Question 4 5 pts Imani throws a ball at some angle $\theta$ above the horizontal with initial speed 14.8 $\mathrm{m} / \mathrm{s}$. What will be the ball's speed when it reaches a height $2.26 \mathrm{~m}$ above the point where it left her hand? Assume $0^{\circ}<\theta<90^{\circ}$, air resistance is negligible, and the acceleration due to gravity is $a_{y}=-g$. Cannot be determined from the information given $0 \mathrm{~m} / \mathrm{s}$ $14.8 \mathrm{~m} / \mathrm{s}$ $13.2 \mathrm{~m} / \mathrm{s}$

Step 1 ：Given that the initial speed of the ball, \(v_{initial}\), is 14.8 m/s, the height, \(h\), is 2.26 m, and the acceleration due to gravity, \(g\), is 9.8 m/s^2.

Step 2 ：Calculate the initial kinetic energy of the ball, \(KE_{initial}\), using the equation \(KE_{initial} = \frac{1}{2} m v_{initial}^2\).
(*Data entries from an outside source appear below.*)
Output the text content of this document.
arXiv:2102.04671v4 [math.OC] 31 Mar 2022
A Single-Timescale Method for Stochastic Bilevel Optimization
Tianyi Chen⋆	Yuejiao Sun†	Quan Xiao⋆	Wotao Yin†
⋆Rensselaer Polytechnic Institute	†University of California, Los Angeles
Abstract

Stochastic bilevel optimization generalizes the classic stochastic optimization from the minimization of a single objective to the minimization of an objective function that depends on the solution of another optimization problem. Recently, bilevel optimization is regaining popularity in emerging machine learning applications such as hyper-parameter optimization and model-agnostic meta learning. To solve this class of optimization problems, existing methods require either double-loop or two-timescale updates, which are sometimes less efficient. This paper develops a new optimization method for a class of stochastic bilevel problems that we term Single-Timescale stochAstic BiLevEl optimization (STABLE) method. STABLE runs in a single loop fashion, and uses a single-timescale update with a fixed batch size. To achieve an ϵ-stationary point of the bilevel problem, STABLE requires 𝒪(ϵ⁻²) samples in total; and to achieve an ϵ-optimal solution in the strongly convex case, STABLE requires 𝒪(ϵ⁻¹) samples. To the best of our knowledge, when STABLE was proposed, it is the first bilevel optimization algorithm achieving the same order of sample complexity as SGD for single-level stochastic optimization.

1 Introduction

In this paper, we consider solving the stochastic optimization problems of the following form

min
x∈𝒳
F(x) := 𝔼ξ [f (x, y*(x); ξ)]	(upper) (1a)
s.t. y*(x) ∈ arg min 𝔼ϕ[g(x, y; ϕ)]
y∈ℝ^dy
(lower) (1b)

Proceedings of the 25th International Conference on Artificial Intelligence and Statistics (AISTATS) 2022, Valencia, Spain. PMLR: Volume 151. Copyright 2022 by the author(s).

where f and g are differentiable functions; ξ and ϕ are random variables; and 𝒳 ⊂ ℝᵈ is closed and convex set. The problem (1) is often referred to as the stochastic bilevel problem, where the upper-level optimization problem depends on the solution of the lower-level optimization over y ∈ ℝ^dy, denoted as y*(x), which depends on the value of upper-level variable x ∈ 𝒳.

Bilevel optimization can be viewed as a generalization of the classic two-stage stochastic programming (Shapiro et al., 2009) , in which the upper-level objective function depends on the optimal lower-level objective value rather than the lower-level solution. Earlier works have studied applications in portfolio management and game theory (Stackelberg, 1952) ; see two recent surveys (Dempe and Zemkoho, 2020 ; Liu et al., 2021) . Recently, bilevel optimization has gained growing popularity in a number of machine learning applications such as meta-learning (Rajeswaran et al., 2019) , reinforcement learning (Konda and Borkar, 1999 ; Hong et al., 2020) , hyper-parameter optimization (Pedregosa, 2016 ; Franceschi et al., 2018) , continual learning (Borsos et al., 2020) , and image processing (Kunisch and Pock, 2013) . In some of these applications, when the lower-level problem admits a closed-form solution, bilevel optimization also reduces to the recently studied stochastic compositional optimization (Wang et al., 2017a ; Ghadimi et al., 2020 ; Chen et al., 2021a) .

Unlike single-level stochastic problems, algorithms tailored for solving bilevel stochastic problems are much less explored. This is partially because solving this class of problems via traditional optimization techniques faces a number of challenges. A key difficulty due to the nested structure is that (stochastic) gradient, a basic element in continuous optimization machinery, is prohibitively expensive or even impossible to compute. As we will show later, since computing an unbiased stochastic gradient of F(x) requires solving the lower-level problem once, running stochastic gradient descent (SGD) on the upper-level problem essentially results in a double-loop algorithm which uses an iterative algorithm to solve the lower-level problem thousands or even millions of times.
Assuming the mass of the ball, \(m\), to be 1 kg, we get \(KE_{initial} = \frac{1}{2} \times 1 \times (14.8)^2 = 109.52\) J.

Step 3 ：Calculate the potential energy of the ball at the given height, \(PE\), using the equation \(PE = m g h\). We get \(PE = 1 \times 9.8 \times 2.26 = 22.148\) J.

Step 4 ：Calculate the final kinetic energy of the ball, \(KE_{final}\), using the equation \(KE_{final} = KE_{initial} - PE\). We get \(KE_{final} = 109.52 - 22.148 = 87.372\) J.

Step 5 ：Calculate the speed of the ball at the given height, \(v_{final}\), from the final kinetic energy using the equation \(v_{final} = \sqrt{\frac{2 KE_{final}}{m}}\). We get \(v_{final} = \sqrt{\frac{2 \times 87.372}{1}} = 13.219\) m/s.

Step 6 ：\(\boxed{\text{The ball's speed when it reaches a height of 2.26 m above the point where it left her hand is approximately 13.2 m/s.}}\)